Protests were occasionally staged by activist groups who claimed that the people of Eunice were complicit in the creation of machines of death, and that the town would eventually get what was coming to it. Karma, the protesters said, would come a-calling.
Of course, no one took the protests seriously. It wasn’t like the people of Eunice were warmongers—and besides, the plastic fittings the plant produced were not destructive in and of themselves: They were just small parts of larger puzzles assembled a thousand miles away.
Under the circumstances, it was very difficult to piece together the unlucky string of events that befell the town of Eunice, but it all began with a tanker truck. Such trucks rolling in from Odessa were a regular site at the plant, since the plant needed regular shipments of trimellitates, polybutane, and other raw materials needed to make their particular type of plastic.
One tanker truck, however, never made it to the plant. To the best of anyone’s knowledge, the driver lost control of the wheel while approaching the town. A heart attack was suspected. The tanker truck plowed into an electrical station and ruptured, and as the electrical station blew, a dense cloud of fumes billowed into the air. While burning polybutane would have been a health hazard and general nuisance, it would not have been deadly. However, due to some clerical error back at the chemical company in Odessa, the tanker was full of methyl isocyanate instead, a chemical used in pesticides that’s only marginally safe to begin with, and when tossed into a fire, the resulting gas cloud would be lethal to anything downwind . . .
o;But . . . but I can still lead the team,” Milos insisted.

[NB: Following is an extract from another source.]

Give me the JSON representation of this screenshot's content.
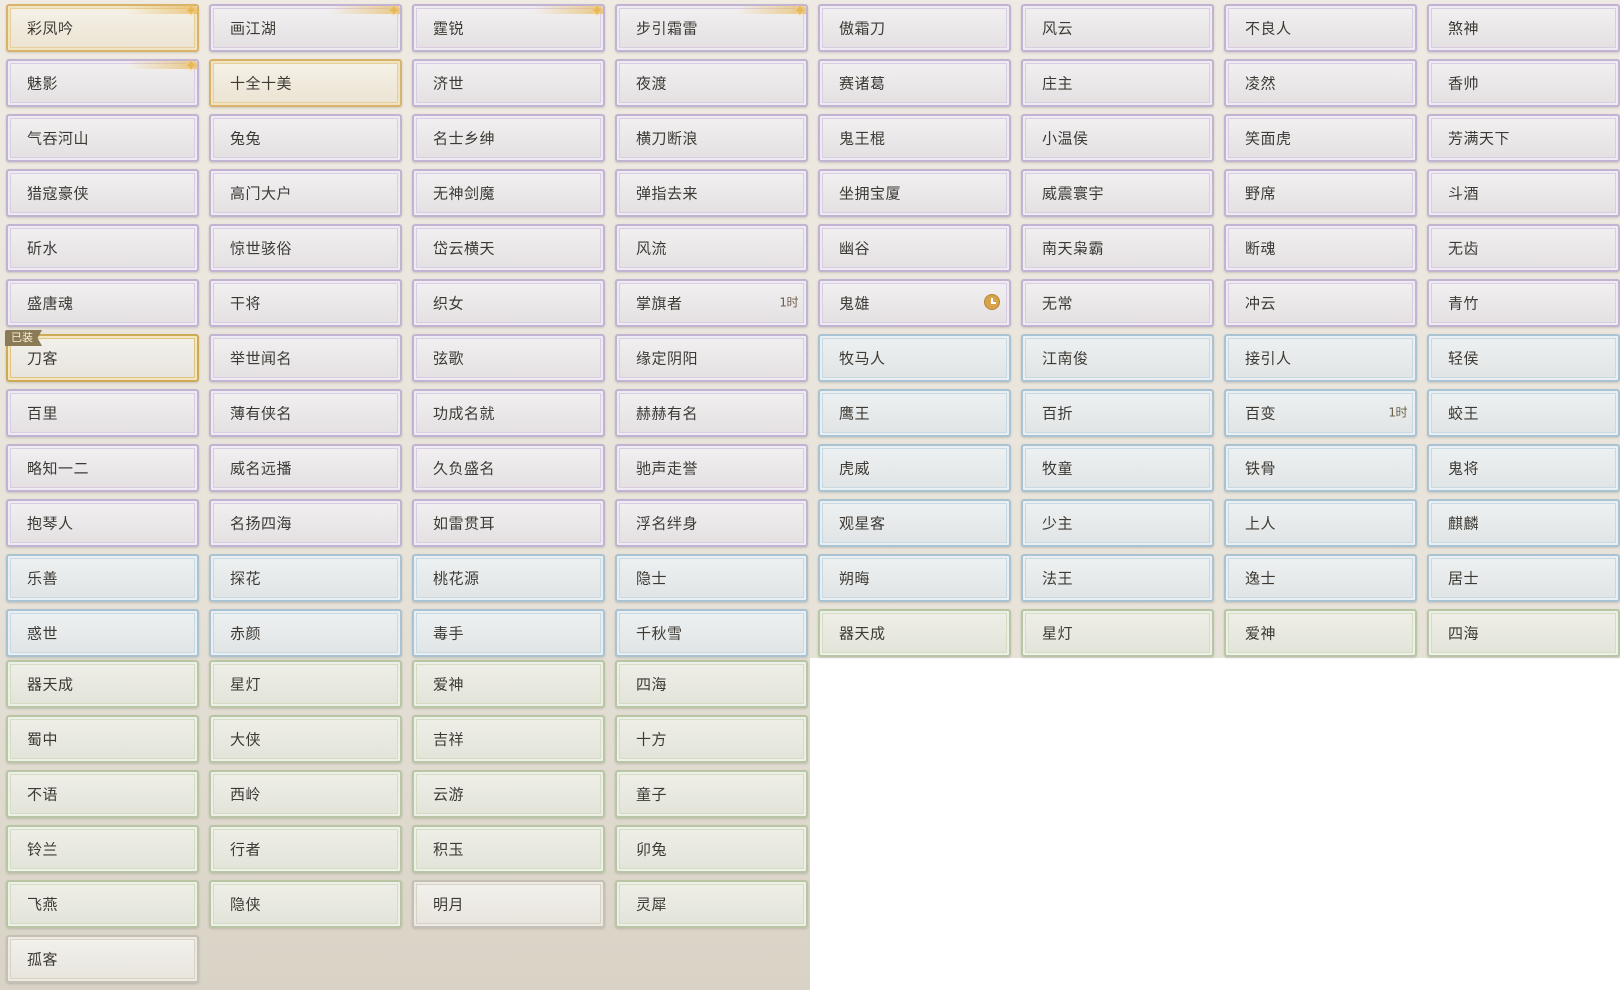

“Denial doesn’t help anyone,” Mary told him. “Circumstances have changed. Your body has died, and we all need to face that.” Then Mary sat back down, took the can from Rotsie, and took a long sip of soda, savoring the flavor. That’s when Milos realized that this was more than just a shared can of soda. It was like a champagne toast between the two of them, to celebrate a decision that had already been made in Milos’s absence.
“Why don’t you go down to the arena floor with the other Afterlights?” Mary suggested, indicating the endless basketball game below. “You could watch the game—maybe join in if you like. You’ve been so busy for so long, it’s been forever since you’ve played anything at all. Why, I bet if you thought about it, Milos, you could find something you’d like to do more than anything else. One special thing that would keep you content.”
“Think of it as retirement,” Rotsie said. “I’m sure you’ll find something useful to do.”
“That’s right,” echoed Mary. “Useful and fulfilling.”
“No,” insisted Milos feeling his last ounce of hope fading away. “Please, Mary . . . you still need me. . . .”
Mary sighed and rose again as if it was an effort. Finally she gave him an embrace and a kiss, but none of it held the passion it did before. The embrace was perfunctory, a mere requirement of common courtesy. And the kiss was a peck on the cheek. He felt the way a beloved pet must feel the moment before being “put down.”
“Please, Milos,” she said. “There’s no need to make this so . . . awkward.”
Finally Rotsie stood. “Why don’t I escort him out?”
But Milos would not allow the humiliation of being kicked out by Rotsie. Milos backed away, holding Mary’s gaze, hoping she would look away in shame, but she didn’t, because Miss Mary Hightower wasn’t ashamed of anything she did. Ever.
“I will go,” Milos said. “I will go and make myself . . . useful.” And he left, turning all his attention to the supreme task of remembering his name.